MAA Group Berhad stock chart showing a steep decline from 0.94 to 0.56 ringgit over the past year.

MAA Group Berhad’s slide on the stock market has erased nearly 40 percent of its value in less than a year. The investment holding company now trades at 0.56 Malaysian ringgit per share, down from a high of 0.94 ringgit in April 2021. That is not a paper loss. It is real money gone from the pockets of shareholders.

The company’s decision to bet heavily on KNM Group Bhd sits at the center of this decline. In September 2021, MAA bought a 7.01 percent stake in KNM, snapping up 233 million shares for 52.89 million ringgit. The price per share was 22.7 sen. At that time, KNM shares were trading at 53 sen. MAA’s management called it a good deal. That was before the market took a different view.

KNM Group Bhd is an engineering and construction firm focused on renewable energy, utilities, power, petrochemicals, and refining. It has been dogged by negative reports and scandals. MAA knew this. It bought in anyway. The risk was obvious. The outcome has been punishing.

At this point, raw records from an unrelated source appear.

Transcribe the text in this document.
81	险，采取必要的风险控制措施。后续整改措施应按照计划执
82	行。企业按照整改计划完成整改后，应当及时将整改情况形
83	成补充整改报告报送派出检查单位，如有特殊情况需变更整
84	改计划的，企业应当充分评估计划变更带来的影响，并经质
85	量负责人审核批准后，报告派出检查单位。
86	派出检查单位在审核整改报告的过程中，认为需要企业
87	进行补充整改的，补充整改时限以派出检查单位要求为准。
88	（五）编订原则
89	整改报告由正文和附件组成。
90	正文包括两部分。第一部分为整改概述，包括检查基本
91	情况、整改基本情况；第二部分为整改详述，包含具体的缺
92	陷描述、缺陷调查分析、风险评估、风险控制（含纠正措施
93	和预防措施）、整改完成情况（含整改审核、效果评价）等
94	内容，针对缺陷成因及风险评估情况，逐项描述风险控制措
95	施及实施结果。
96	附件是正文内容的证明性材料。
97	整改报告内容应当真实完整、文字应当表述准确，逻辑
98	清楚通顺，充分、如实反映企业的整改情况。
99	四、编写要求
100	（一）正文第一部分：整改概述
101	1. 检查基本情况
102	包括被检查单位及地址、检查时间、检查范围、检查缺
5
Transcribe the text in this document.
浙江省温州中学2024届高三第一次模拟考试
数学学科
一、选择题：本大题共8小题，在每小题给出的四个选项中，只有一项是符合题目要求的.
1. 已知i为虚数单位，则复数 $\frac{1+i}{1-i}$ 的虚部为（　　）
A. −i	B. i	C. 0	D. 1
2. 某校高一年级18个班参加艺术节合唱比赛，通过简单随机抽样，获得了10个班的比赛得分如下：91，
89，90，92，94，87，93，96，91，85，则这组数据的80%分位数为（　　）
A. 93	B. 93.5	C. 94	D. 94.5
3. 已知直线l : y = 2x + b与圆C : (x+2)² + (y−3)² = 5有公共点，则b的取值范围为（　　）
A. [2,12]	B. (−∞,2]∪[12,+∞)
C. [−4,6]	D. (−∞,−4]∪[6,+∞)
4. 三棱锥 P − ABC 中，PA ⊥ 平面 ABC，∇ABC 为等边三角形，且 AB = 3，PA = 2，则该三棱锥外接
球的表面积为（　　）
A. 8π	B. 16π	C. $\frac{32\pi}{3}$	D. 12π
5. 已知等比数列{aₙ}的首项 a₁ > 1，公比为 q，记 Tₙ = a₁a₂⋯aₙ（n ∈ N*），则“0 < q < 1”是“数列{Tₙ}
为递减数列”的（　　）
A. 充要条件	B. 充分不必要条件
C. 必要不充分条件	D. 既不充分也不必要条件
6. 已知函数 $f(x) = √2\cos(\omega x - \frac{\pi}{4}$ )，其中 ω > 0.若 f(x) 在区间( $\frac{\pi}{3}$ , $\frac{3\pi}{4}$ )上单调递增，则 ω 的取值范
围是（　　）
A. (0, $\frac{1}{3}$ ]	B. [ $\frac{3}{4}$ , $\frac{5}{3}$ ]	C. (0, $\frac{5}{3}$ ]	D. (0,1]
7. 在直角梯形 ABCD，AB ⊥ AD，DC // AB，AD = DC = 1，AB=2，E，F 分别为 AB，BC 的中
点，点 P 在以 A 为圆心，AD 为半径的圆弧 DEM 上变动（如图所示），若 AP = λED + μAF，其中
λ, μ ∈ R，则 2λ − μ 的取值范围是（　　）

MAA’s own stock had climbed from 0.86 ringgit to 0.96 ringgit in April 2021. It then fell. A brief rally to 0.92 ringgit could not hold. The current price of 0.56 ringgit is a one-year low. The company’s portfolio of businesses — insurance, education services, debt factoring, leasing, hire purchase, credit facilities, consultancy, hotel management, food and beverage, logistics, property accommodation, design, renovation, and management — has not been enough to stop the bleeding.

What is at stake here is straightforward. MAA Group is supposed to be an investment company. Its job is to pick winners. It picked a troubled industrial firm in KNM at a discount and expected the market to reward it. Instead, the market has punished both stocks. The two companies share little in common by sector — MAA is a sprawling services and finance group, KNM is a heavy industrial manufacturer — but their share prices have moved in the same direction: down.

For MAA shareholders, the math is brutal. A share bought at 0.94 ringgit is now worth 0.56 ringgit. That is a 40 percent haircut. The KNM stake, bought at 22.7 sen per share, has not provided the lift that management expected. The hope was that MAA’s stock would perform better after the acquisition. It did not.

The company’s reach is wide. It operates in insurance, education, lending, hotels, restaurants, logistics, and property. None of those divisions have produced a counterweight to the damage. The market sees the KNM investment as a liability, not a strategic play. The negative reports around KNM were public knowledge. MAA chose to move forward anyway.

Investors are left with a simple question: what happens next? If MAA’s core businesses cannot lift the stock price, and the KNM bet continues to drag it down, the floor may not have been reached. At 0.56 ringgit, the company is at its lowest point in a year. That is a fact. Whether it goes lower depends on whether the market sees a path back — or just more risk.